Manager , Site Reliability Engineering
Qualys’ site reliability engineering (SRE) team supports all Qualys products across all our production environments, including our 8 global multi-tenant platforms and over 100 on-premise setups. Effective incident management is a big part of our SRE efforts to minimize the disruption of an incident and restore normal business operations as quickly as possible. We are seeking a highly motivated and talented Director , Site Reliability Engineerng to lead our SRE team that works on a 24/7 rotation. In this role, you will be responsible for building and leading a group that responds proactively to alerts and is accountable for the efficiency and effectiveness of service delivery over the life cycle of an incident, Deployment of applications in production , automating the deployments , making the production environments very stable .
We are looking for an individual who believes in SRE principles, has a software engineering mindset, and wants to be part of an organization that is transforming itself to be more agile and nimble operationally.
- Ensure effective performance and 24x7 availability of all production systems.
- Monitor alerts coming out of all Qualys platforms, and coordinate with Operations/SRE/DBRE/Engineering teams as necessary to take preventive or corrective action to resolve any incidents, with a goal to minimize MTTR.
- Put in place and manage an effective on-call rotation within the team.

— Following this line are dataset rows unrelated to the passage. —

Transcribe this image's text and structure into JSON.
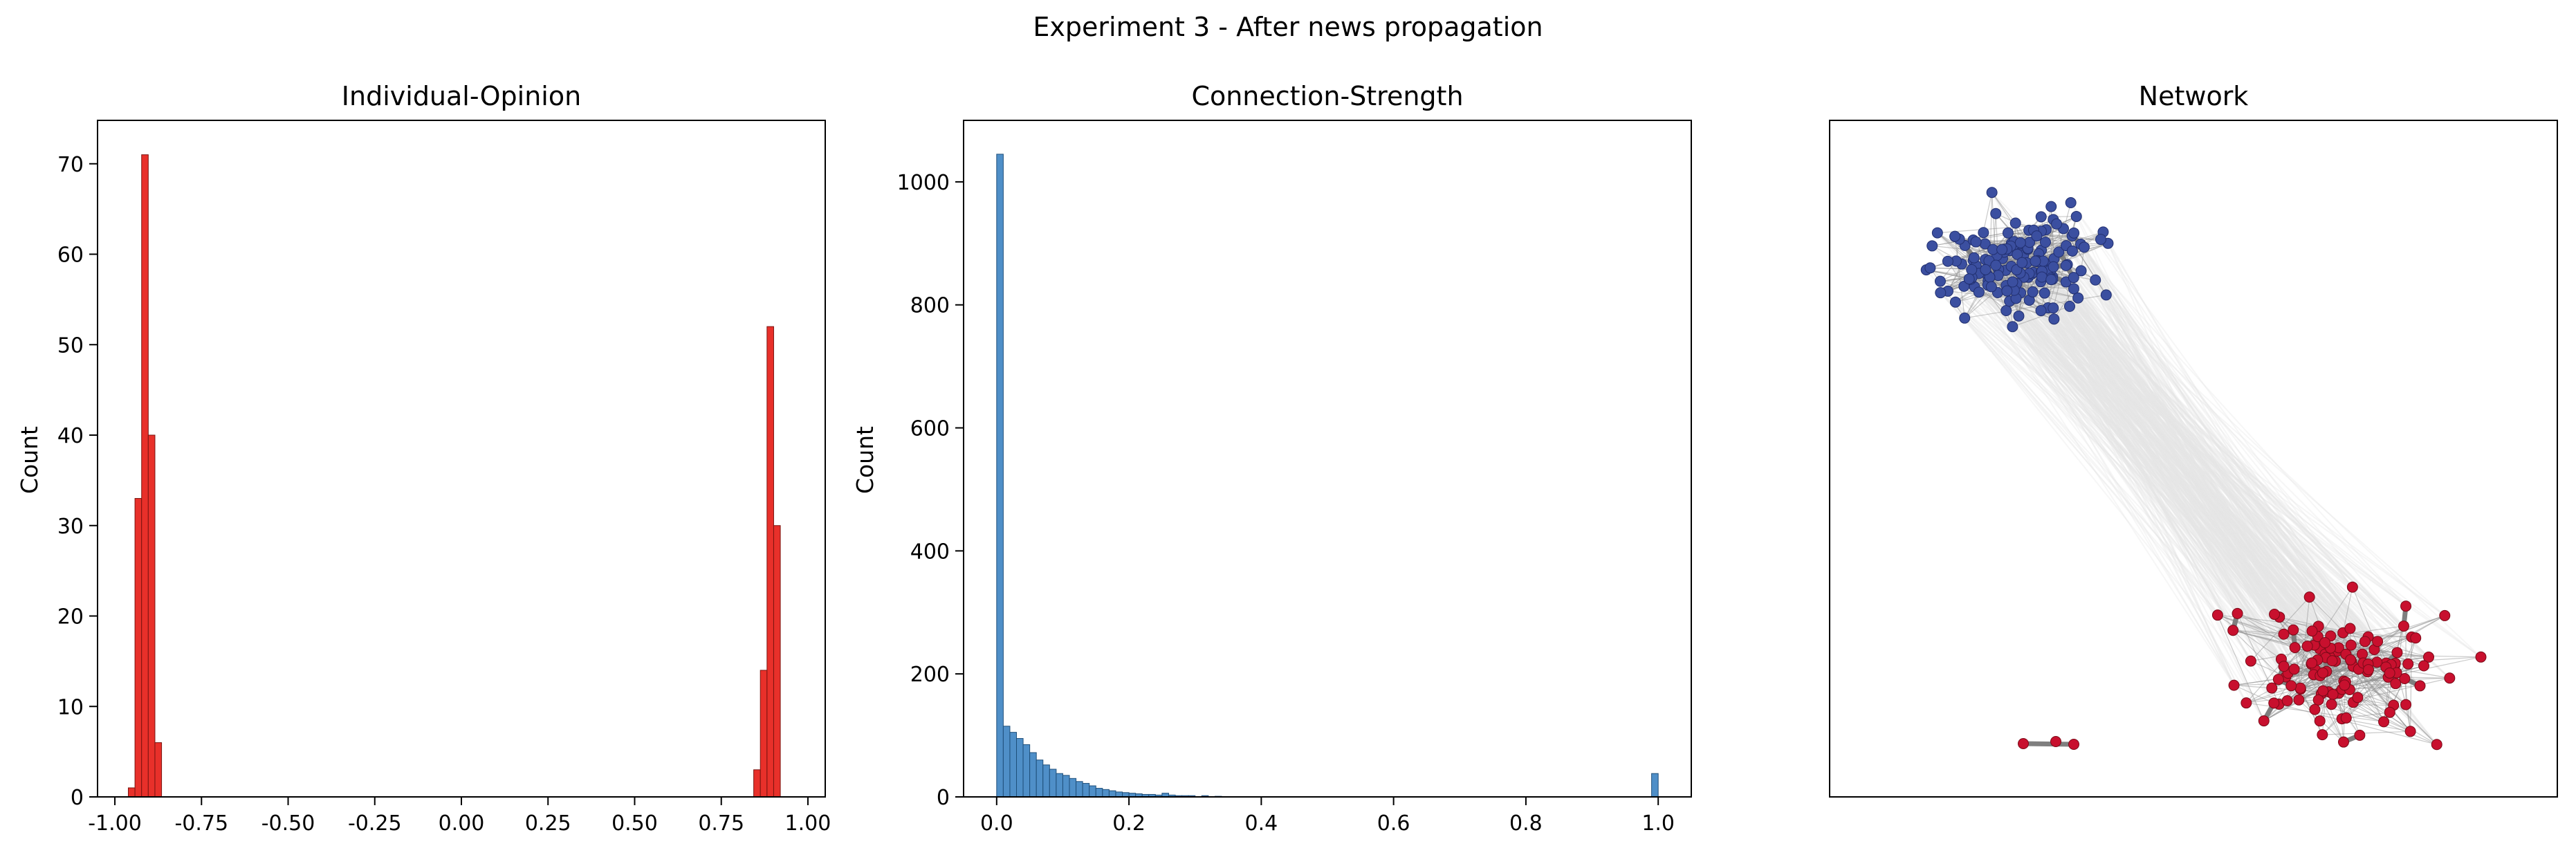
{
  "figure": {
    "suptitle": "Experiment 3 - After news propagation"
  },
  "colors": {
    "opinion_bar": "#e8302a",
    "opinion_edge": "#7a1410",
    "strength_bar": "#4f8fc8",
    "strength_edge": "#1f4f7a",
    "node_blue": "#3b4fa0",
    "node_red": "#c8102e",
    "edge_strong": "#7f7f7f",
    "edge_weak": "#dddddd"
  },
  "chart_data": [
    {
      "type": "bar",
      "subtype": "histogram",
      "title": "Individual-Opinion",
      "xlabel": "",
      "ylabel": "Count",
      "xlim": [
        -1.05,
        1.05
      ],
      "ylim": [
        0,
        74.8
      ],
      "xticks": [
        "-1.00",
        "-0.75",
        "-0.50",
        "-0.25",
        "0.00",
        "0.25",
        "0.50",
        "0.75",
        "1.00"
      ],
      "xtick_values": [
        -1.0,
        -0.75,
        -0.5,
        -0.25,
        0.0,
        0.25,
        0.5,
        0.75,
        1.0
      ],
      "yticks": [
        "0",
        "10",
        "20",
        "30",
        "40",
        "50",
        "60",
        "70"
      ],
      "ytick_values": [
        0,
        10,
        20,
        30,
        40,
        50,
        60,
        70
      ],
      "bin_width": 0.0192,
      "bins": [
        {
          "x": -0.9612,
          "count": 1
        },
        {
          "x": -0.942,
          "count": 33
        },
        {
          "x": -0.9228,
          "count": 71
        },
        {
          "x": -0.9036,
          "count": 40
        },
        {
          "x": -0.8844,
          "count": 6
        },
        {
          "x": 0.8436,
          "count": 3
        },
        {
          "x": 0.8628,
          "count": 14
        },
        {
          "x": 0.882,
          "count": 52
        },
        {
          "x": 0.9012,
          "count": 30
        }
      ]
    },
    {
      "type": "bar",
      "subtype": "histogram",
      "title": "Connection-Strength",
      "xlabel": "",
      "ylabel": "Count",
      "xlim": [
        -0.05,
        1.05
      ],
      "ylim": [
        0,
        1100
      ],
      "xticks": [
        "0.0",
        "0.2",
        "0.4",
        "0.6",
        "0.8",
        "1.0"
      ],
      "xtick_values": [
        0.0,
        0.2,
        0.4,
        0.6,
        0.8,
        1.0
      ],
      "yticks": [
        "0",
        "200",
        "400",
        "600",
        "800",
        "1000"
      ],
      "ytick_values": [
        0,
        200,
        400,
        600,
        800,
        1000
      ],
      "bin_width": 0.01,
      "bins": [
        {
          "x": 0.0,
          "count": 1045
        },
        {
          "x": 0.01,
          "count": 115
        },
        {
          "x": 0.02,
          "count": 105
        },
        {
          "x": 0.03,
          "count": 95
        },
        {
          "x": 0.04,
          "count": 85
        },
        {
          "x": 0.05,
          "count": 72
        },
        {
          "x": 0.06,
          "count": 60
        },
        {
          "x": 0.07,
          "count": 52
        },
        {
          "x": 0.08,
          "count": 45
        },
        {
          "x": 0.09,
          "count": 38
        },
        {
          "x": 0.1,
          "count": 35
        },
        {
          "x": 0.11,
          "count": 30
        },
        {
          "x": 0.12,
          "count": 25
        },
        {
          "x": 0.13,
          "count": 22
        },
        {
          "x": 0.14,
          "count": 18
        },
        {
          "x": 0.15,
          "count": 14
        },
        {
          "x": 0.16,
          "count": 12
        },
        {
          "x": 0.17,
          "count": 10
        },
        {
          "x": 0.18,
          "count": 8
        },
        {
          "x": 0.19,
          "count": 7
        },
        {
          "x": 0.2,
          "count": 6
        },
        {
          "x": 0.21,
          "count": 5
        },
        {
          "x": 0.22,
          "count": 4
        },
        {
          "x": 0.23,
          "count": 4
        },
        {
          "x": 0.24,
          "count": 3
        },
        {
          "x": 0.25,
          "count": 6
        },
        {
          "x": 0.26,
          "count": 3
        },
        {
          "x": 0.27,
          "count": 2
        },
        {
          "x": 0.28,
          "count": 2
        },
        {
          "x": 0.29,
          "count": 2
        },
        {
          "x": 0.31,
          "count": 2
        },
        {
          "x": 0.33,
          "count": 1
        },
        {
          "x": 0.99,
          "count": 38
        }
      ]
    },
    {
      "type": "scatter",
      "subtype": "network",
      "title": "Network",
      "clusters": [
        {
          "color_key": "node_blue",
          "approx_nodes": 150
        },
        {
          "color_key": "node_red",
          "approx_nodes": 120
        }
      ]
    }
  ]
}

- Work with engineering teams to set up proper monitoring and alerting thresholds across all Qualys services and applications so SRE team is focusing on key areas to stabilize the platforms .
- Accountability for platform uptime SLAs.
- Strong prior production operations experience leading a first responder incident management team for a high-traffic platform.
- Solid exposure to monitoring tools such as Prometheus, ELK, Kibana, AppDynamics, Splunk, Grafana, etc.
- Very good experience on how to use Kubernetes , Jenkins , Terraform templates .
- Very good experience on the capacity sizing of the applications .
- Good experience in configuring and managing on-call and alerting platforms like PagerDuty, etc.
- Comfortable working in a dynamic environment with ability to coordinate multiple tasks simultaneously.
- Strong verbal and written communication skills are essential as are the ability to work in a disciplined manner and to remain composed under pressure.
- Obtain and exhibit expert knowledge of Qualys’ infrastructure, monitoring, and its products and services
- Coordinate with Incident management team to produce weekly reports and dashboards for various products to clearly showcase, backed by data, any areas of improvement that need to be taken up.
- Must have a strong passion for continuous improvement.